Understanding How Leverage Works In Forex
Knowing How Leverage Works In Forex and setting a realistic goal are two key points that we must understand if we are serious about trading in the Forex market. Similar to any other business venture, we still need a solid plan that incorporates clear business strategy as it will allow us to minimize loses while at the same time consistently generate profits.
Majority of new traders have difficulty navigating their way in the market because they mistake Forex trading as an easy business to earn extra cash, but soon they find that is not the case. If you are considering trading, this article about How Leverage Works In Forex is written exclusively for you.
How Leverage Works In Forex: the definition
By definition, leverage means a borrowed fund, a concept that is largely used by both companies and investors. The only difference is how each entity applies the concept into its business plan. Companies typically use leverage to finance their corporate assets.
With leverage, companies are able to use debt financing in order to invest in their business operations; a more profitable way than to request stock to quickly raise capitals every time the need for it arises. On the other hand, investors use the term to refer to the act of levering any of their investments by using a number of instruments such as margin accounts, options, and futures in order to increase their returns.
Despite the difference in how both entities apply leverage into their business plan, the point of leverage is to reap profits. In Forex, this term can simply understand as a way for traders to generate more profits from the exchange rate fluctuations between two different currencies.
How Leverage Works In Forex: the risk
The prospect of being able to generate an impressive amount of profit without having to put down all your money may be tempting, but just like any other things in life, the prospect still comes with a risk. A good rule of thumb is that the bigger the amount of leverage you are applying on a capital, the bigger the risk that comes with it. You may double your profit or lose everything you have, no in-between about it.
Many would argue that if we did not risk it, we would never try. While the saying is true to some extent, it is worth noting that you must always take a few of these followin safety precautions before you proceed:
- Before you shoot your shot at an opportunity to double your profit, first you must learn how to properly minimize your losses. Make sure to always cap your losses right within a limit you deem manageable.

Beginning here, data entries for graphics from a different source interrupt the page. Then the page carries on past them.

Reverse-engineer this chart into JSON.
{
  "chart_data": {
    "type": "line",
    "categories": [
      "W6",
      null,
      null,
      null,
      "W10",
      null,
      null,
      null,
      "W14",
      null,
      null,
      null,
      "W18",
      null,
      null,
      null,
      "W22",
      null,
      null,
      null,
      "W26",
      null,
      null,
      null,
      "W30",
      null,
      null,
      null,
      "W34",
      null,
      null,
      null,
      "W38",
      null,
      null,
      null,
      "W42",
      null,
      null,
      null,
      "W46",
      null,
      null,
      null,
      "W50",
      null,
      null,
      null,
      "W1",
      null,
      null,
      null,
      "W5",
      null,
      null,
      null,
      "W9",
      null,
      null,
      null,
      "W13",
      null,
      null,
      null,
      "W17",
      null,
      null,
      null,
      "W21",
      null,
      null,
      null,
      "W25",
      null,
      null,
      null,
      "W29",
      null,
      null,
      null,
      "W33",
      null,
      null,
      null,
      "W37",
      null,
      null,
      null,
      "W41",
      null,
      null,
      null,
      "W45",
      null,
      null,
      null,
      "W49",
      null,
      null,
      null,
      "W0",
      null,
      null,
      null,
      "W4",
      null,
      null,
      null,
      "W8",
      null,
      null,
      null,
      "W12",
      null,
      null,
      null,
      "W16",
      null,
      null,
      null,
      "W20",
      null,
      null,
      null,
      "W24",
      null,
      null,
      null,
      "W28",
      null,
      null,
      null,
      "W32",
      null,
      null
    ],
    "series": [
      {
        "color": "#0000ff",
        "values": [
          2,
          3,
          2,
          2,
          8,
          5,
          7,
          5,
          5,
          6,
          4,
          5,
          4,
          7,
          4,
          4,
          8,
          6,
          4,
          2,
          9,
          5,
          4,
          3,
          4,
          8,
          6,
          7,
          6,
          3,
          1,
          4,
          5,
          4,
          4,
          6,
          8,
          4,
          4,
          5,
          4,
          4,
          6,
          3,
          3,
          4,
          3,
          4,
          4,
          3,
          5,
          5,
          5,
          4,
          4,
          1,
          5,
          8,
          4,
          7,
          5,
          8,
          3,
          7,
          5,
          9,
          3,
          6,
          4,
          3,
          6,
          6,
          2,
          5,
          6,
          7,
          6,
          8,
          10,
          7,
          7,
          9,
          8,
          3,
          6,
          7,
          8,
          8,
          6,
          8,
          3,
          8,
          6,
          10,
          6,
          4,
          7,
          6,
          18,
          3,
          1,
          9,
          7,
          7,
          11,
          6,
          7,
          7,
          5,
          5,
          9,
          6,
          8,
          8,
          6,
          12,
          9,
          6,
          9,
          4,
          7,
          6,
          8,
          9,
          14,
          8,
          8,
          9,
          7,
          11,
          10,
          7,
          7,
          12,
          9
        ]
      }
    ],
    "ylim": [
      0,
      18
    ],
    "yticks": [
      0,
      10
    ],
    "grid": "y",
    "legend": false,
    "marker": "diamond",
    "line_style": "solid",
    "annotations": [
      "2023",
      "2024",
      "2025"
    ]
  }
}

- ‘Strategic Stops’ is widely consider as one of the most important features since the Forex market works around-the-clock and there is no way you can always keep up 24 hours a week. Use it to protect your profit and cap your losses when you are away.
- Last but not least is to always use the appropriate leverage that perfectly suits your personal comfort level. If you are a cautious trader, using lower leverage level such as 5:1 or 10:1 would suffice.
With this article, hopefully you know How Leverage Works In Forex.